Man könnte natürlich auch seinen Herzensmenschen einpacken, Mausi, lass uns zwanzig Stunden mit unserem alten Auto fahren, garantiert ohne Autobahn, und morgen Abend sind wir wieder da, wo wir losgefahren sind, nur wir zwei und das wunderbare Auto, das uns diesmal nicht im Stich lassen wird.

Mausi würde sagen: Herbert, trink das.

So erquickend der leise Umgang mit einem Fahrzeug aus dem Album unserer Erinnerungen sein mag, erst das Erlebnis im Rudel ergibt die wünschenswerte Verdichtung der Sinne.

Classic-Car-Bewerbe entspringen der Begeisterung für Schönheit, für das undichte Element der Mechanik und den strengen Geruch der frühen Tage.
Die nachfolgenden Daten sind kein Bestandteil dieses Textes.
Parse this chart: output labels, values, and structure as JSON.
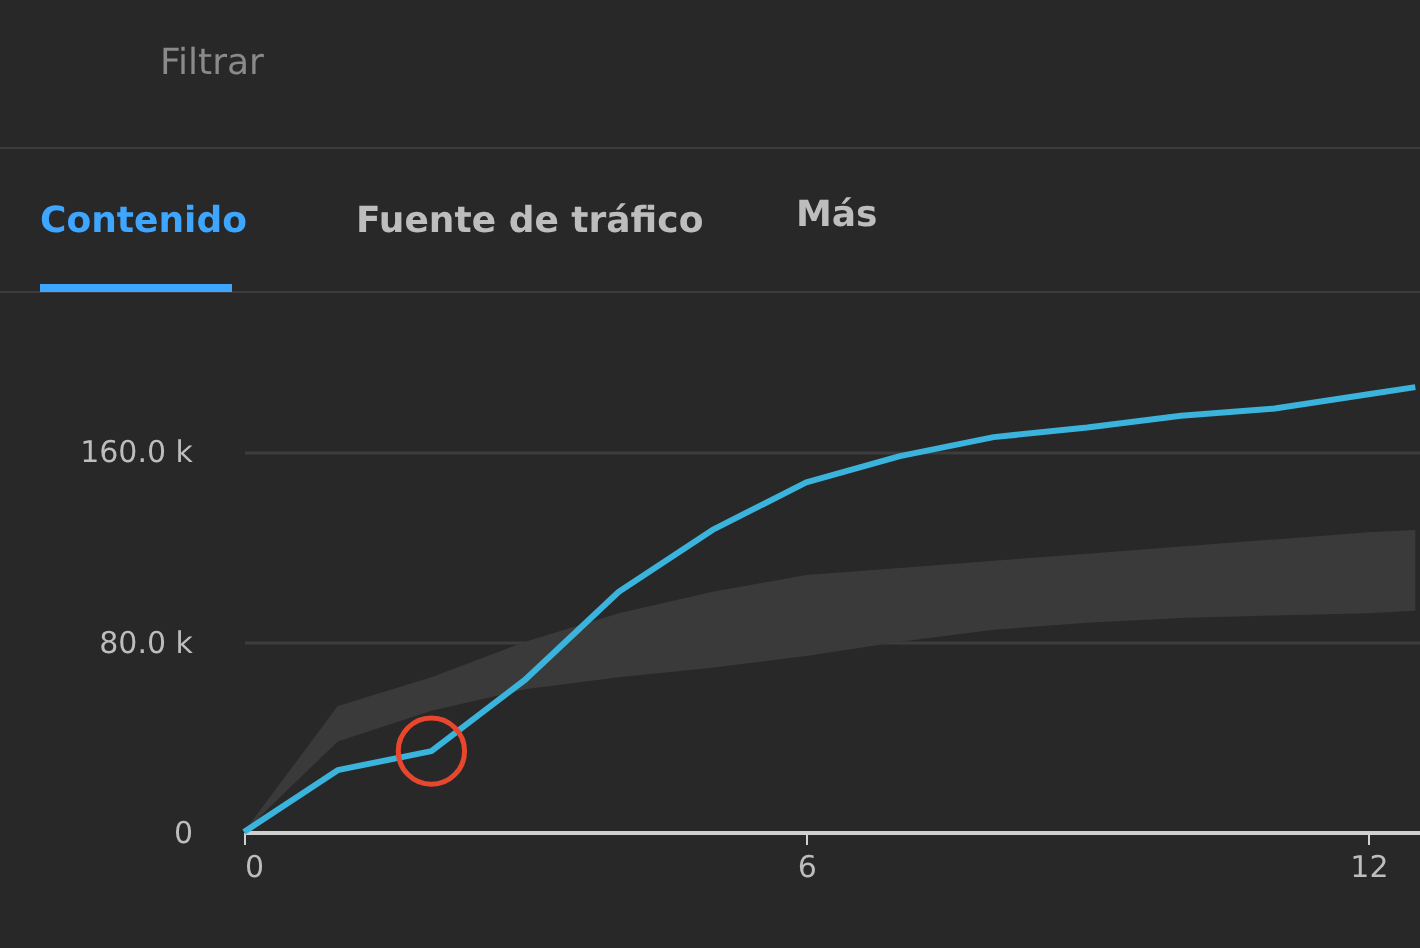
{
  "chart_data": {
    "type": "line",
    "x": [
      0,
      1,
      2,
      3,
      4,
      5,
      6,
      7,
      8,
      9,
      10,
      11,
      12,
      12.5
    ],
    "series": [
      {
        "color": "#3ab4dc",
        "values": [
          0,
          26000,
          34000,
          64000,
          101000,
          127000,
          147000,
          158000,
          166000,
          170000,
          175000,
          178000,
          184000,
          187000
        ],
        "lower": [
          0,
          38000,
          51000,
          60000,
          65000,
          69000,
          74000,
          80000,
          85000,
          88000,
          90000,
          91000,
          92000,
          93000
        ],
        "upper": [
          0,
          53000,
          65000,
          80000,
          92000,
          101000,
          108000,
          111000,
          114000,
          117000,
          120000,
          123000,
          126000,
          127000
        ]
      },
      {
        "type": "scatter",
        "x": [
          2
        ],
        "values": [
          34000
        ],
        "color": "#e8472e",
        "marker": "circle"
      }
    ],
    "xlim": [
      0,
      12.55
    ],
    "ylim": [
      0,
      227000
    ],
    "xticks": [
      0,
      6,
      12
    ],
    "yticks": [
      0,
      {
        "value": 80000,
        "label": "80.0 k"
      },
      {
        "value": 160000,
        "label": "160.0 k"
      }
    ],
    "grid": "y",
    "line_style": "solid",
    "annotations": [
      "Filtrar",
      "Contenido",
      "Fuente de tráfico",
      "Más"
    ]
  }
}
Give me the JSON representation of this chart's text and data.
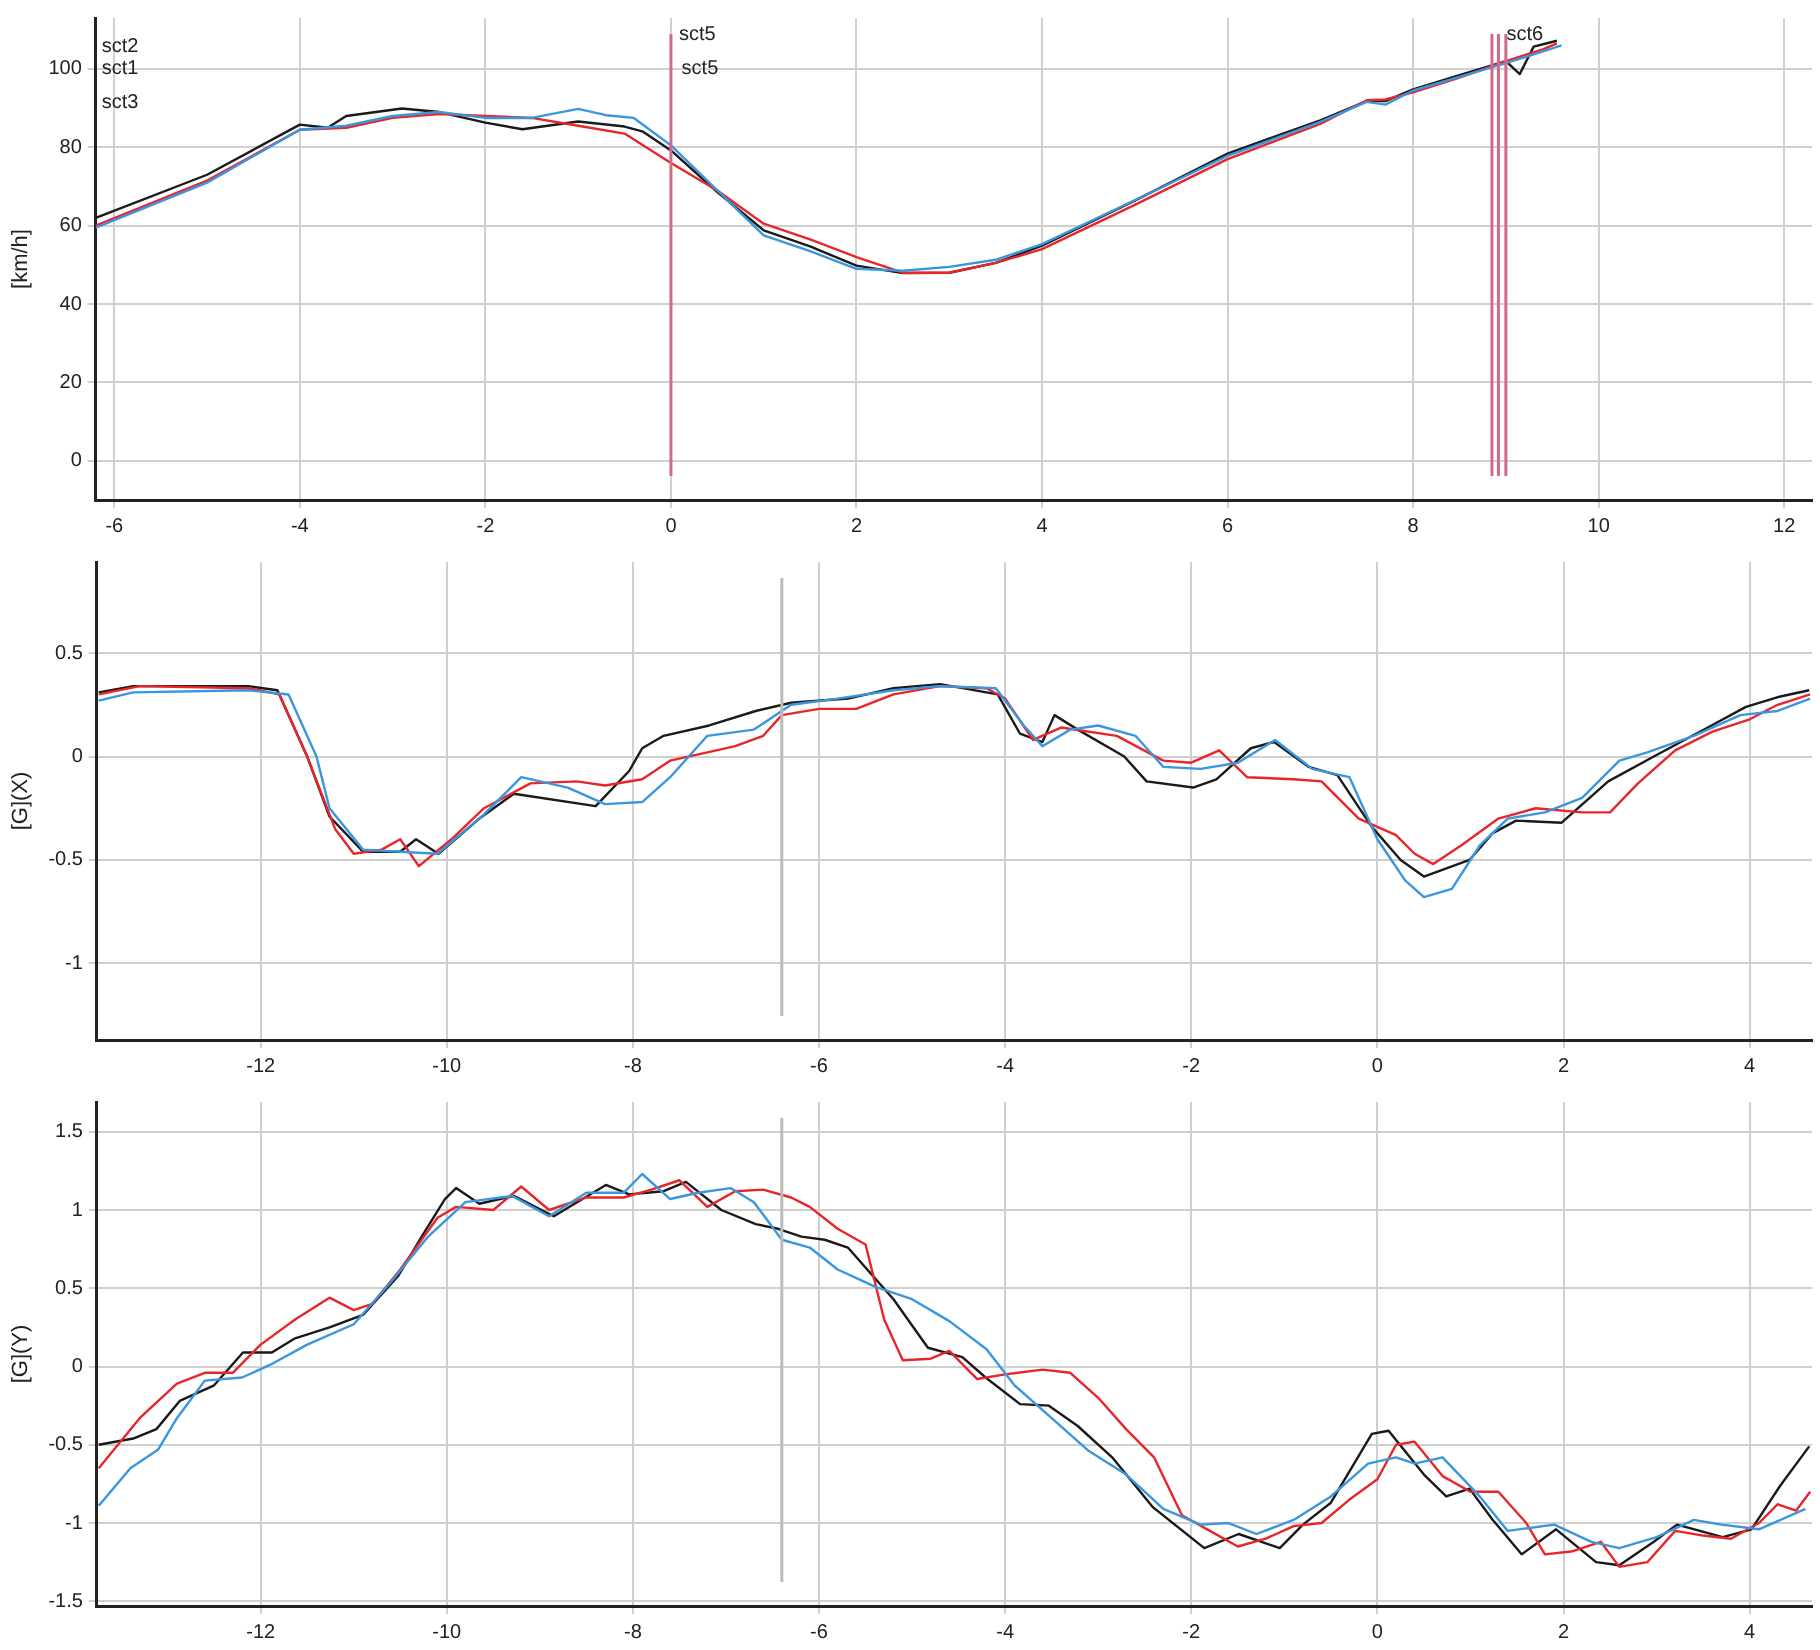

Was damals in den Nasenflügeln waberte und die Schleimhaut neckte, ist ja längst museumswürdig, daraus ließen sich heute Duftkammern einrichten, süßlich, feinherb, zweitaktig, rizinusstreng, köstlich pickertes Öl in den unterschiedlichen Stadien des Verrinnens und Verschorfens. (Im Nachlass eines verehrten englischen Kollegen fand sich ein Apothekerfläschchen mit quasi Lakritze: Der Knabe war in Donington unter Nuvolaris Grand-Prix-Wagen gekrochen und hatte die Ölkrusten abgeschabt, er besaß fortan den Duft fürs Leben und blieb zölibatär.)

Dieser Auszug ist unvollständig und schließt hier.